Saturday, July 18, 2015

The Sun is not a newspaper. Toilet paper has more value

Repeat after me:  The Sun is not a newspaper.  It is a rag.  Coverage of real news is an anathema to editor Stig Abel and his not-so-merry band of pseudo-journalists.  The daily rag is owned by Rupert Murdoch.  This alone should tell you that there is no interest in reporting real news. 

On Thursday's the Sun's cover story was about film footage of the Prince of Wales (Edward VIII), the Duchess of York and her two daughters, Princess Elizabeth and Princess Margaret.   The footage shows the Duchess of York and Princess Elizabeth, then about 7 years old allegedly making the Nazi salute. 

It is believed that the Duke of York (George VI) was behind the camera, and the filming took place at Birkhall in 1933, the year Adolf Hitler came to power.

It can only be assumed that the Duchess and her daughter were mimicking the Nazi salute, and they certainly were not alone in doing so during the 1930s and 1940s.  (Charlie Chaplin's The Great Dictator comes to mind.)  What was the purpose by publishing these photos and film?  Did Murdoch and his crème-de-la-scum editorial team really think that this image would bring down the monarchy?

Really, Mr. Abell?  Did you think the United Kingdom would rally around you and call for the end of the monarchy?   Please, what was the purpose for this release?  

Stig Abell is not a journalist.  He does not have a clue about ethics in journalism.  He knows nothing about who, what, where, how or why: the important ingredients for a news story.    I sincerely doubt that the none of the Sun's writers could ever handle a real breaking news story or understand true investigative journalism.

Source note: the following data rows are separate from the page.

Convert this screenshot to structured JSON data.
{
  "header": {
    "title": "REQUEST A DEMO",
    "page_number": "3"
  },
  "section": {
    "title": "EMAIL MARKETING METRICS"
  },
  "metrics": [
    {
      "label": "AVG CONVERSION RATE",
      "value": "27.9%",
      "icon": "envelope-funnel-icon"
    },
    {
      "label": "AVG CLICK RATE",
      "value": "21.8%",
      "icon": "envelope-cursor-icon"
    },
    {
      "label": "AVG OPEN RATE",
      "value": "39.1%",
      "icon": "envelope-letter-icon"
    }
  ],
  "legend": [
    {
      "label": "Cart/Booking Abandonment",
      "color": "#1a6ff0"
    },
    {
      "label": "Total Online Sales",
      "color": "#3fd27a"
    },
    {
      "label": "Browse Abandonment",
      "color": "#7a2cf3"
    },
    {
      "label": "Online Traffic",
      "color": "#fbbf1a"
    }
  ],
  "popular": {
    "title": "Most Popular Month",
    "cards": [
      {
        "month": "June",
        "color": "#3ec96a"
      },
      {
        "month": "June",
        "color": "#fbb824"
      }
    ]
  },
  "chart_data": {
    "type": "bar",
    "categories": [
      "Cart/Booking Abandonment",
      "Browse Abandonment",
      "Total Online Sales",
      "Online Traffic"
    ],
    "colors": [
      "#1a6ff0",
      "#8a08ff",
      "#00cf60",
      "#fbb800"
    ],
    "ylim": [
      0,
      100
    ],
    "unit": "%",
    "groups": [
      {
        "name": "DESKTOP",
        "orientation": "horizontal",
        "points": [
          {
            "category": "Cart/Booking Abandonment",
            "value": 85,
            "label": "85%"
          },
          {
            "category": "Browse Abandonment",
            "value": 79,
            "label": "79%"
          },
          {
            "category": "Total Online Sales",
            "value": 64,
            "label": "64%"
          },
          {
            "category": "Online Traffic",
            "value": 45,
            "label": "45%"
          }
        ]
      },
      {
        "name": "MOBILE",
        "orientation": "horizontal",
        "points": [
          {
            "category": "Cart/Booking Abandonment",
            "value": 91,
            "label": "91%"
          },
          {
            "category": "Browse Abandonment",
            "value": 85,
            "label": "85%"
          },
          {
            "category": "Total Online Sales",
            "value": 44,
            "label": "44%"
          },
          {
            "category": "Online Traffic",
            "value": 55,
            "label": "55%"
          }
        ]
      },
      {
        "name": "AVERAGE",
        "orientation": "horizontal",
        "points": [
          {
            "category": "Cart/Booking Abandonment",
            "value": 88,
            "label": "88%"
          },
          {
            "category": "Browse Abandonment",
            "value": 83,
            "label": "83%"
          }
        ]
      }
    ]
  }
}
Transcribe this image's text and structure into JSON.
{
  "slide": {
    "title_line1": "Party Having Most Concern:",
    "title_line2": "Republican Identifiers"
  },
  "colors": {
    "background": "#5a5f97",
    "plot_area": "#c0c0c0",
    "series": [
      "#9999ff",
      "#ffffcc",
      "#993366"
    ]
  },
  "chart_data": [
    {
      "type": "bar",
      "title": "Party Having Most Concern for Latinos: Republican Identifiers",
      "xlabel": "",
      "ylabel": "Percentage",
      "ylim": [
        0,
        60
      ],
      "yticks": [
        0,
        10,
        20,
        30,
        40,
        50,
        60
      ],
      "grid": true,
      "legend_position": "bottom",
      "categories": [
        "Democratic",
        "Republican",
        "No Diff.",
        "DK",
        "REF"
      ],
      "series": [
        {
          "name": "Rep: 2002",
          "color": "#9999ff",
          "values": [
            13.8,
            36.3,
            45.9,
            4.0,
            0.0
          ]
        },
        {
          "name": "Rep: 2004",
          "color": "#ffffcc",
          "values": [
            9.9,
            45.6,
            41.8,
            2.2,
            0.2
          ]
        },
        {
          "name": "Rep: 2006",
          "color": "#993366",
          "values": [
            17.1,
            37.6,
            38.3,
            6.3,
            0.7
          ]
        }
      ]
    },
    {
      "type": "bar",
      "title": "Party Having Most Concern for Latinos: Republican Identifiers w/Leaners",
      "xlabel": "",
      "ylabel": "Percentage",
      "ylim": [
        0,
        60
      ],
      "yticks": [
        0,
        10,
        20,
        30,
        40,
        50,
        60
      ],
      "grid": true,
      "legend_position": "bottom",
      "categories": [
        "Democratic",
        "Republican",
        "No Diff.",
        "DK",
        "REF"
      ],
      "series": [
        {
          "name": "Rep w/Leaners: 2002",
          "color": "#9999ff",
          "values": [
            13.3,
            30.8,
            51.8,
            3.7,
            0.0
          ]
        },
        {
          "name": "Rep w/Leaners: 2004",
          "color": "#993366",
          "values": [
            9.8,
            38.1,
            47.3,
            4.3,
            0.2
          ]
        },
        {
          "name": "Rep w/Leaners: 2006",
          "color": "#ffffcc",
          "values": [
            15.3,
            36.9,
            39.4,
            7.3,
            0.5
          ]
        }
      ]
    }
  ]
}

There is no question of the Royal Family's loyalty to the United Kingdom, and their hatred of Adolf Hitler and Fascism.  Hitler once described Queen Elizabeth as the most "dangerous woman in Europe."

The late Queen Mother's views were largely influenced by her close friend, D'Arcy Osborne (12th Duke of Leeds), who was based at the British Embassy in Washington, D.C., in the mid-1930s.   Osborne was "appalled" by Nazism.  He wrote to the then Duchess of York in early 1934, describing Nazism as a "nauseating and ridiculous affair [with] its spurious Aryanism and its German theology."

The Queen Mother's official biographer, William Shawcross. noted that Osborne shared "the Duchess's misgivings about Germany."  In 1940,  Queen Elizabeth wrote to the American First Lady, Eleanor Roosevelt: "When we think of our gallant young men being sacrificed to the terrible machine that Germany has created."

Nor did the Queen Mother care for Sir Oswald Mosley, Bt, a distant cousin, who founded the British Union of Fascists.   She wrote to D'Arcy Osborne in January 1938:  "We don't want Mosleys, perhaps something will turn up."

I hope the Palace orders an investigation into how this film was acquired by the Sun, especially, if the original film was kept in the Royal Archives at Windsor Castle.

http://www.telegraph.co.uk/news/uknews/queen-elizabeth-II/11748985/Hunt-for-source-of-leaked-royal-Nazi-salute-film-footage.html

There is nothing newsworthy about this story.  I would not be surprised if there were other occasions when members of the Royal Family made fun of Hitler and his goose-stepping cronies in the mid-1930s before his real intentions were made known. 

Mr. Abell needs to be held accountable for his unethical journalistic practices.  He should take a leave of absence and apply to the Columbia Journalism School (Columbia University) where he will "learn how to think critically and be both ethical and street smart."   Critical thinking and ethics:  not required to be the managing editor of Sun.  Shame on Stig Abell for once again taking the low road.





3 comments:

k said...

Thanks, Marlene, for posting this. I couldn't imagine why EII would have ever done it, and your explanation makes sense. Murdoch is a destructive force in journalism--be it US or UK.

Mark Wills said...

I'm glad you weighed in on this too, Marlene. Thanks for doing so. You're right, a real news story has a who, what, where, when, how and why. Something that the Sun's article seriously lacked. Also agree there needs to be an investigation.

juan said...

The film only shows a family playing, it is normal adult people try to amuse children. On the other hand, as Buckingham Palace says, in 1933 nobody knew what would happen later, the nazi salute was in 1933 only a new peculiar salute, for sure many people greeted like this just for fun.